Competition Commission to study ownership patterns of PE investors

Representational image of private equity investments.
Rising private equity investments in the country have caught the attention of the Competition Commission of India (CCI) which is planning to launch a study to understand the pattern of their ownership across multiple firms and how it is impacting competition, Ashok Gupta, chairman, CCI said on Friday.

 
Addressing an annual Confederation of Indian Industry (CII) conference on competition law and practice, Gupta said, “Since many of these private equity investments are in multiple firms of the same industry, it is leading to product market overlaps. The issue of common ownership by minority shareholders across firms and its impact on competition needs to be understood.”

 
He said that due to the Coronavirus (Covid-19) pandemic, private equity investments have surpassed strategic investments this year. It has also overtaken the foreign direct and other foreign investment in the country.

 
CCI wants to gauge the ‘common underlying incentive and motivations’ of a private equity player behind such investments. It would look at the rights these investors have to protect their legitimate financial interest and whether such rights translate into their ability to influence the decision of a firm, consequently impacting competition. The commission would also study whether the investor or company holding the minority shareholding will classify as a passive investor.

 
“The study will help us in identifying the kind of shareholding rights available to common shareholders, the type of influence these rights provide and the available safeguards in companies' policies for mitigating competition concerns if any,” Gupta added.
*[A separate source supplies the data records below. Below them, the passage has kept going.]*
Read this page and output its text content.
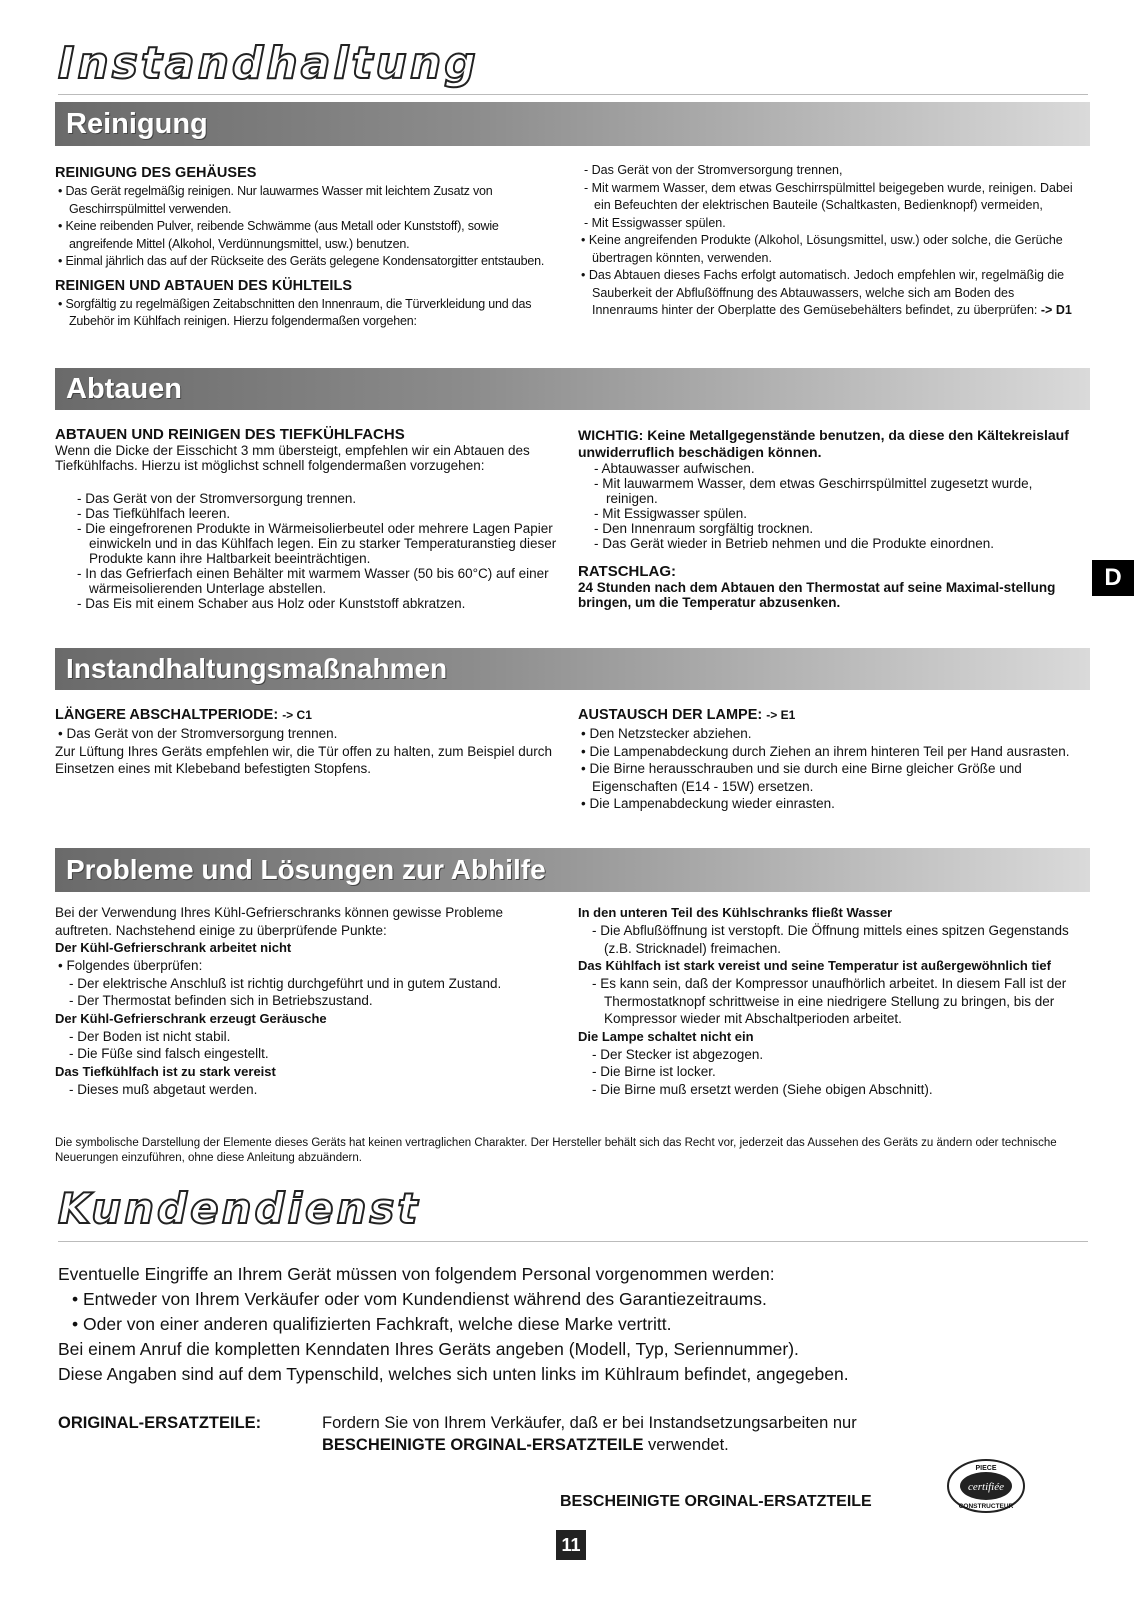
Instandhaltung
Reinigung
REINIGUNG DES GEHÄUSES
• Das Gerät regelmäßig reinigen. Nur lauwarmes Wasser mit leichtem Zusatz von Geschirrspülmittel verwenden.
• Keine reibenden Pulver, reibende Schwämme (aus Metall oder Kunststoff), sowie angreifende Mittel (Alkohol, Verdünnungsmittel, usw.) benutzen.
• Einmal jährlich das auf der Rückseite des Geräts gelegene Kondensatorgitter entstauben.
REINIGEN UND ABTAUEN DES KÜHLTEILS
• Sorgfältig zu regelmäßigen Zeitabschnitten den Innenraum, die Türverkleidung und das Zubehör im Kühlfach reinigen. Hierzu folgendermaßen vorgehen:
- Das Gerät von der Stromversorgung trennen,
- Mit warmem Wasser, dem etwas Geschirrspülmittel beigegeben wurde, reinigen. Dabei ein Befeuchten der elektrischen Bauteile (Schaltkasten, Bedienknopf) vermeiden,
- Mit Essigwasser spülen.
• Keine angreifenden Produkte (Alkohol, Lösungsmittel, usw.) oder solche, die Gerüche übertragen könnten, verwenden.
• Das Abtauen dieses Fachs erfolgt automatisch. Jedoch empfehlen wir, regelmäßig die Sauberkeit der Abflußöffnung des Abtauwassers, welche sich am Boden des Innenraums hinter der Oberplatte des Gemüsebehälters befindet, zu überprüfen: -> D1
Abtauen
ABTAUEN UND REINIGEN DES TIEFKÜHLFACHS

Wenn die Dicke der Eisschicht 3 mm übersteigt, empfehlen wir ein Abtauen des Tiefkühlfachs. Hierzu ist möglichst schnell folgendermaßen vorzugehen:

- Das Gerät von der Stromversorgung trennen.
- Das Tiefkühlfach leeren.
- Die eingefrorenen Produkte in Wärmeisolierbeutel oder mehrere Lagen Papier einwickeln und in das Kühlfach legen. Ein zu starker Temperaturanstieg dieser Produkte kann ihre Haltbarkeit beeinträchtigen.
- In das Gefrierfach einen Behälter mit warmem Wasser (50 bis 60°C) auf einer wärmeisolierenden Unterlage abstellen.
- Das Eis mit einem Schaber aus Holz oder Kunststoff abkratzen.

WICHTIG: Keine Metallgegenstände benutzen, da diese den Kältekreislauf unwiderruflich beschädigen können.

- Abtauwasser aufwischen.
- Mit lauwarmem Wasser, dem etwas Geschirrspülmittel zugesetzt wurde, reinigen.
- Mit Essigwasser spülen.
- Den Innenraum sorgfältig trocknen.
- Das Gerät wieder in Betrieb nehmen und die Produkte einordnen.
RATSCHLAG:

24 Stunden nach dem Abtauen den Thermostat auf seine Maximal-stellung bringen, um die Temperatur abzusenken.

D
Instandhaltungsmaßnahmen
LÄNGERE ABSCHALTPERIODE: -> C1
• Das Gerät von der Stromversorgung trennen.

Zur Lüftung Ihres Geräts empfehlen wir, die Tür offen zu halten, zum Beispiel durch Einsetzen eines mit Klebeband befestigten Stopfens.

AUSTAUSCH DER LAMPE: -> E1
• Den Netzstecker abziehen.
• Die Lampenabdeckung durch Ziehen an ihrem hinteren Teil per Hand ausrasten.
• Die Birne herausschrauben und sie durch eine Birne gleicher Größe und Eigenschaften (E14 - 15W) ersetzen.
• Die Lampenabdeckung wieder einrasten.
Probleme und Lösungen zur Abhilfe

Bei der Verwendung Ihres Kühl-Gefrierschranks können gewisse Probleme auftreten. Nachstehend einige zu überprüfende Punkte:

Der Kühl-Gefrierschrank arbeitet nicht
• Folgendes überprüfen:
- Der elektrische Anschluß ist richtig durchgeführt und in gutem Zustand.
- Der Thermostat befinden sich in Betriebszustand.
Der Kühl-Gefrierschrank erzeugt Geräusche
- Der Boden ist nicht stabil.
- Die Füße sind falsch eingestellt.
Das Tiefkühlfach ist zu stark vereist
- Dieses muß abgetaut werden.
In den unteren Teil des Kühlschranks fließt Wasser
- Die Abflußöffnung ist verstopft. Die Öffnung mittels eines spitzen Gegenstands (z.B. Stricknadel) freimachen.
Das Kühlfach ist stark vereist und seine Temperatur ist außergewöhnlich tief
- Es kann sein, daß der Kompressor unaufhörlich arbeitet. In diesem Fall ist der Thermostatknopf schrittweise in eine niedrigere Stellung zu bringen, bis der Kompressor wieder mit Abschaltperioden arbeitet.
Die Lampe schaltet nicht ein
- Der Stecker ist abgezogen.
- Die Birne ist locker.
- Die Birne muß ersetzt werden (Siehe obigen Abschnitt).
Die symbolische Darstellung der Elemente dieses Geräts hat keinen vertraglichen Charakter. Der Hersteller behält sich das Recht vor, jederzeit das Aussehen des Geräts zu ändern oder technische Neuerungen einzuführen, ohne diese Anleitung abzuändern.
Kundendienst
Eventuelle Eingriffe an Ihrem Gerät müssen von folgendem Personal vorgenommen werden:
• Entweder von Ihrem Verkäufer oder vom Kundendienst während des Garantiezeitraums.
• Oder von einer anderen qualifizierten Fachkraft, welche diese Marke vertritt.
Bei einem Anruf die kompletten Kenndaten Ihres Geräts angeben (Modell, Typ, Seriennummer).
Diese Angaben sind auf dem Typenschild, welches sich unten links im Kühlraum befindet, angegeben.
ORIGINAL-ERSATZTEILE:	Fordern Sie von Ihrem Verkäufer, daß er bei Instandsetzungsarbeiten nur
BESCHEINIGTE ORGINAL-ERSATZTEILE verwendet.
BESCHEINIGTE ORGINAL-ERSATZTEILE
PIECE
certifiée
CONSTRUCTEUR
11
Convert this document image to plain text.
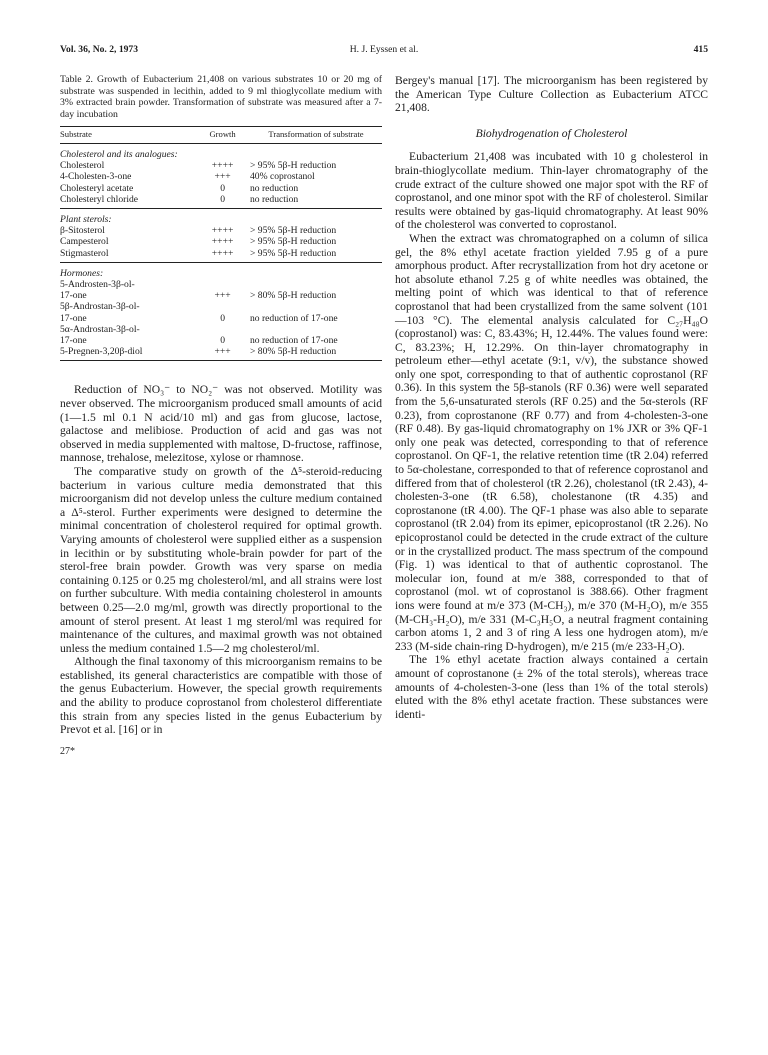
Vol. 36, No. 2, 1973	H. J. Eyssen et al.	415
Table 2. Growth of Eubacterium 21,408 on various substrates 10 or 20 mg of substrate was suspended in lecithin, added to 9 ml thioglycollate medium with 3% extracted brain powder. Transformation of substrate was measured after a 7-day incubation
Substrate	Growth	Transformation of substrate
Cholesterol and its analogues:		
Cholesterol	++++	> 95% 5β-H reduction
4-Cholesten-3-one	+++	40% coprostanol
Cholesteryl acetate	0	no reduction
Cholesteryl chloride	0	no reduction
Plant sterols:		
β-Sitosterol	++++	> 95% 5β-H reduction
Campesterol	++++	> 95% 5β-H reduction
Stigmasterol	++++	> 95% 5β-H reduction
Hormones:		
5-Androsten-3β-ol-		
17-one	+++	> 80% 5β-H reduction
5β-Androstan-3β-ol-		
17-one	0	no reduction of 17-one
5α-Androstan-3β-ol-		
17-one	0	no reduction of 17-one
5-Pregnen-3,20β-diol	+++	> 80% 5β-H reduction

Reduction of NO₃⁻ to NO₂⁻ was not observed. Motility was never observed. The microorganism produced small amounts of acid (1—1.5 ml 0.1 N acid/10 ml) and gas from glucose, lactose, galactose and melibiose. Production of acid and gas was not observed in media supplemented with maltose, D-fructose, raffinose, mannose, trehalose, melezitose, xylose or rhamnose.

The comparative study on growth of the Δ⁵-steroid-reducing bacterium in various culture media demonstrated that this microorganism did not develop unless the culture medium contained a Δ⁵-sterol. Further experiments were designed to determine the minimal concentration of cholesterol required for optimal growth. Varying amounts of cholesterol were supplied either as a suspension in lecithin or by substituting whole-brain powder for part of the sterol-free brain powder. Growth was very sparse on media containing 0.125 or 0.25 mg cholesterol/ml, and all strains were lost on further subculture. With media containing cholesterol in amounts between 0.25—2.0 mg/ml, growth was directly proportional to the amount of sterol present. At least 1 mg sterol/ml was required for maintenance of the cultures, and maximal growth was not obtained unless the medium contained 1.5—2 mg cholesterol/ml.

Although the final taxonomy of this microorganism remains to be established, its general characteristics are compatible with those of the genus Eubacterium. However, the special growth requirements and the ability to produce coprostanol from cholesterol differentiate this strain from any species listed in the genus Eubacterium by Prevot et al. [16] or in

27*

Bergey's manual [17]. The microorganism has been registered by the American Type Culture Collection as Eubacterium ATCC 21,408.

Biohydrogenation of Cholesterol

Eubacterium 21,408 was incubated with 10 g cholesterol in brain-thioglycollate medium. Thin-layer chromatography of the crude extract of the culture showed one major spot with the RF of coprostanol, and one minor spot with the RF of cholesterol. Similar results were obtained by gas-liquid chromatography. At least 90% of the cholesterol was converted to coprostanol.

When the extract was chromatographed on a column of silica gel, the 8% ethyl acetate fraction yielded 7.95 g of a pure amorphous product. After recrystallization from hot dry acetone or hot absolute ethanol 7.25 g of white needles was obtained, the melting point of which was identical to that of reference coprostanol that had been crystallized from the same solvent (101—103 °C). The elemental analysis calculated for C₂₇H₄₈O (coprostanol) was: C, 83.43%; H, 12.44%. The values found were: C, 83.23%; H, 12.29%. On thin-layer chromatography in petroleum ether—ethyl acetate (9:1, v/v), the substance showed only one spot, corresponding to that of authentic coprostanol (RF 0.36). In this system the 5β-stanols (RF 0.36) were well separated from the 5,6-unsaturated sterols (RF 0.25) and the 5α-sterols (RF 0.23), from coprostanone (RF 0.77) and from 4-cholesten-3-one (RF 0.48). By gas-liquid chromatography on 1% JXR or 3% QF-1 only one peak was detected, corresponding to that of reference coprostanol. On QF-1, the relative retention time (tR 2.04) referred to 5α-cholestane, corresponded to that of reference coprostanol and differed from that of cholesterol (tR 2.26), cholestanol (tR 2.43), 4-cholesten-3-one (tR 6.58), cholestanone (tR 4.35) and coprostanone (tR 4.00). The QF-1 phase was also able to separate coprostanol (tR 2.04) from its epimer, epicoprostanol (tR 2.26). No epicoprostanol could be detected in the crude extract of the culture or in the crystallized product. The mass spectrum of the compound (Fig. 1) was identical to that of authentic coprostanol. The molecular ion, found at m/e 388, corresponded to that of coprostanol (mol. wt of coprostanol is 388.66). Other fragment ions were found at m/e 373 (M-CH₃), m/e 370 (M-H₂O), m/e 355 (M-CH₃-H₂O), m/e 331 (M-C₃H₅O, a neutral fragment containing carbon atoms 1, 2 and 3 of ring A less one hydrogen atom), m/e 233 (M-side chain-ring D-hydrogen), m/e 215 (m/e 233-H₂O).

The 1% ethyl acetate fraction always contained a certain amount of coprostanone (± 2% of the total sterols), whereas trace amounts of 4-cholesten-3-one (less than 1% of the total sterols) eluted with the 8% ethyl acetate fraction. These substances were identi-
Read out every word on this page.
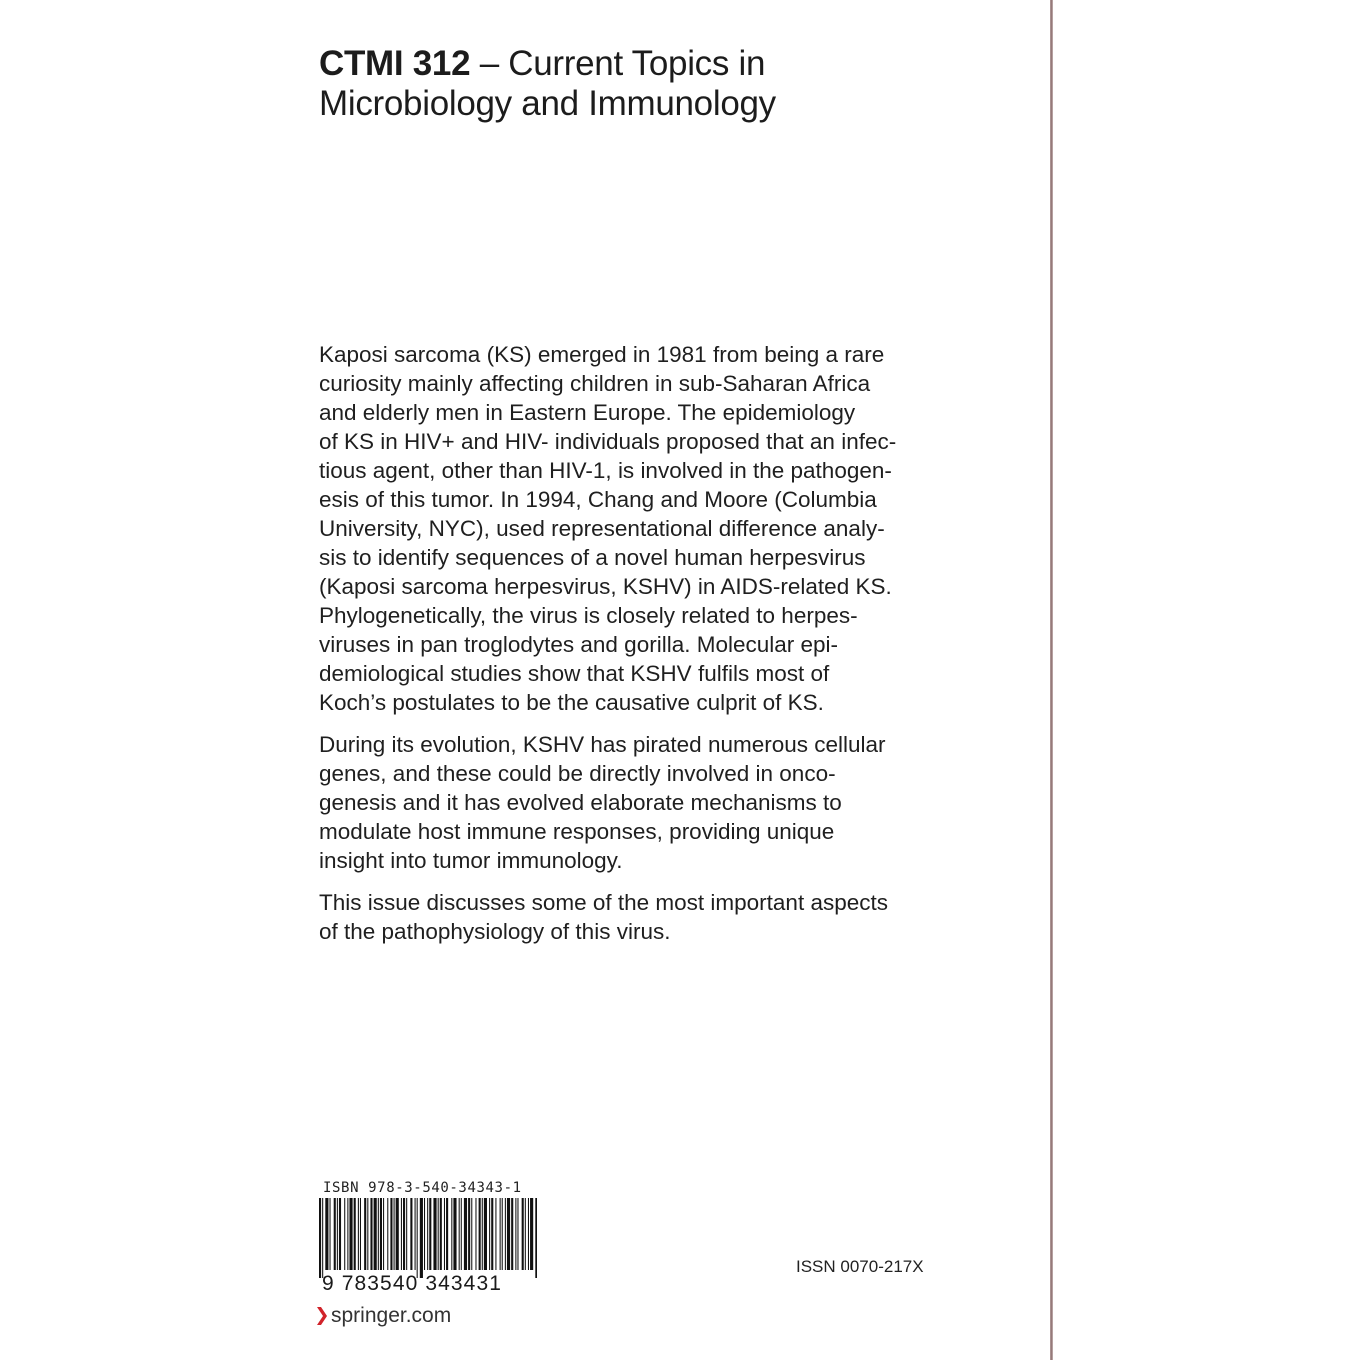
CTMI 312 – Current Topics in
Microbiology and Immunology

Kaposi sarcoma (KS) emerged in 1981 from being a rare
curiosity mainly affecting children in sub-Saharan Africa
and elderly men in Eastern Europe. The epidemiology
of KS in HIV+ and HIV- individuals proposed that an infec-
tious agent, other than HIV-1, is involved in the pathogen-
esis of this tumor. In 1994, Chang and Moore (Columbia
University, NYC), used representational difference analy-
sis to identify sequences of a novel human herpesvirus
(Kaposi sarcoma herpesvirus, KSHV) in AIDS-related KS.
Phylogenetically, the virus is closely related to herpes-
viruses in pan troglodytes and gorilla. Molecular epi-
demiological studies show that KSHV fulfils most of
Koch’s postulates to be the causative culprit of KS.

During its evolution, KSHV has pirated numerous cellular
genes, and these could be directly involved in onco-
genesis and it has evolved elaborate mechanisms to
modulate host immune responses, providing unique
insight into tumor immunology.

This issue discusses some of the most important aspects
of the pathophysiology of this virus.

ISBN 978-3-540-34343-1
9 783540 343431
ISSN 0070-217X
springer.com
CCI is also studying the pharma sector, focusing on four key aspects of the distribution chains in the market, including discounts and margin policies at wholesale and retail levels, the role of trade associations, regulatory rationalisation of trade margins and the impact of e-commerce on price and competition.

 
“Quality access and affordability of medicines are key determinants of the overall quality of public health...There is an inherent asymmetry between consumers and suppliers of health services,” Gupta said.

 
The CCI chief also highlighted the “inherent issues in public procurement and tender design vis-a-vis competition proliferation". He said that CCI has learnt from its experience that it is not enough to correct markets on the supply side, but an effective approach is required to work on the procurers side as well in order to broaden the reach and disseminate the idea of competition law to states.

 
The commission, in light of the Coronavirus (Covid-19) pandemic has taken steps like cease and desist orders instead of monetary penalties. Gupta said that CCI has taken note of the cooperation extended by parties during investigations. “Going forward the commission may assimilate such factors in the decision making process which will encourage the parties to cease anti-competitive behaviour and bring about the much needed market correction faster,” he said.